Second Assignment of Error
"APPELLANT'S CONVICTION FOR RAPE UNDER COUNT TWO OF THE INDICTMENT WAS BASED UPON INSUFFICIENT EVIDENCE OF THE ELEMENT OF FORCE."

{¶ 6} In his first assignment of error, Appellant attacks the credibility of the three victims and alleges that the rape and gross sexual imposition convictions were against the manifest weight of the evidence. Appellant's second assignment of error argues that Appellee failed to present evidence of force necessary to sustain a life sentence as to the second count of rape involving K.F. We disagree with both of Appellant's arguments.

{¶ 7} As a preliminary matter, we observe that sufficiency of the evidence and weight of the evidence are legally distinct issues.State v. Thompkins (1997), 78 Ohio St.3d 380, 386. Sufficiency is a question of law. Id.; State v. Smith (1997), 80 Ohio St.3d 89, 113. Under this construct, the State has failed its burden of production, and as a matter of due process, the issue should not even have been presented to the jury. Thompkins, 78 Ohio St.3d at 386; Smith,80 Ohio St.3d at 113.

{¶ 8} In a sufficiency analysis, an appellate court presumes that the State's evidence is true (i.e., both believable and believed), but questions whether the evidence produced satisfies each of the elements of the crime. Thompkins, 78 Ohio St.3d at 390 (Cook, J., concurring). "An appellate court's function when reviewing the sufficiency of the evidence to support a criminal conviction is to examine the evidence admitted at trial to determine whether such evidence, if believed, would convince the average mind of the defendant's guilt beyond a reasonable doubt." State v. Jenks (1991), 61 Ohio St.3d 259, paragraph two of the syllabus, citing Jackson v. Virginia (1979), 443 U.S. 307, 319. This standard requires no exhaustive review of the record, no comparative weighing of competing evidence, and no speculation as to the credibility of any witnesses. Instead, the appellate court "view[s] the evidence in a light most favorable to the prosecution." Id. "[T]he weight to be given the evidence and the credibility of witnesses are primarily for the trier of the facts." State v. DeHass (1967), 10 Ohio St.2d 230, paragraph one of the syllabus.

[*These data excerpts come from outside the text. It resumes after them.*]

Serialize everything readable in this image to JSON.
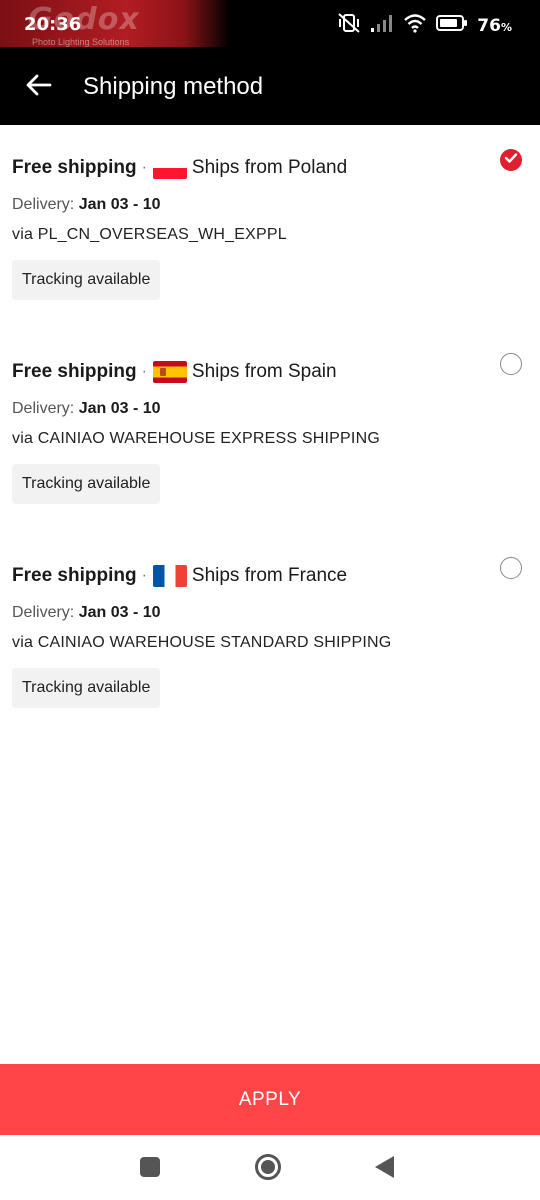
{
  "status_bar": {
    "time": "20:36",
    "battery": "76",
    "battery_unit": "%",
    "brand_logo": "Godox",
    "brand_tagline": "Photo Lighting Solutions"
  },
  "header": {
    "title": "Shipping method"
  },
  "options": [
    {
      "free": "Free shipping",
      "separator": "·",
      "ships_from": "Ships from Poland",
      "flag": "poland-flag",
      "delivery_label": "Delivery:",
      "delivery_date": "Jan 03 - 10",
      "carrier": "via PL_CN_OVERSEAS_WH_EXPPL",
      "tag": "Tracking available",
      "selected": true
    },
    {
      "free": "Free shipping",
      "separator": "·",
      "ships_from": "Ships from Spain",
      "flag": "spain-flag",
      "delivery_label": "Delivery:",
      "delivery_date": "Jan 03 - 10",
      "carrier": "via CAINIAO WAREHOUSE EXPRESS SHIPPING",
      "tag": "Tracking available",
      "selected": false
    },
    {
      "free": "Free shipping",
      "separator": "·",
      "ships_from": "Ships from France",
      "flag": "france-flag",
      "delivery_label": "Delivery:",
      "delivery_date": "Jan 03 - 10",
      "carrier": "via CAINIAO WAREHOUSE STANDARD SHIPPING",
      "tag": "Tracking available",
      "selected": false
    }
  ],
  "apply_label": "APPLY",
  "colors": {
    "accent": "#e0202e",
    "apply_bg": "#ff4548",
    "header_bg": "#000000"
  }
}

{¶ 9} "While the test for sufficiency requires a determination of whether the [S]tate has met its burden of production at trial, a manifest weight challenge questions whether the [S]tate has met its burden of persuasion." State v. Gulley (Mar. 15, 2000), 9th Dist. No. 19600, at *1, citing Thompkins, 78 Ohio St.3d at 390 (Cook, J., concurring). When a defendant asserts his conviction is against the manifest weight of the evidence,

"an appellate court must review the entire record, weigh the evidence and all reasonable inferences, consider the credibility of witnesses and determine whether, in resolving conflicts in the evidence, the trier of fact clearly lost its way and created such a manifest miscarriage of justice that the conviction must be reversed and a new trial ordered." State v. Otten (1986), 33 Ohio App.3d 339, 340.

"A court reviewing questions of weight is not required to view the evidence in a light most favorable to the prosecution, but may consider and weigh all of the evidence produced at trial." Thompkins,78 Ohio St.3d at 390 (Cook, J., concurring). This discretionary power should be invoked only in extraordinary circumstances when the evidence presented weighs heavily in favor of the defendant. Otten, 33 Ohio App.3d at 340.

{¶ 10} In application, this may be stated as a "[c]ourt will not overturn a judgment based solely on the fact that the jury preferred one version of the testimony over the other." State v. Lee,158 Ohio App.3d 129, 2004-Ohio-3946, at ¶ 15, quoting State v. Hall (Sept. 20, 2000), 9th Dist. No.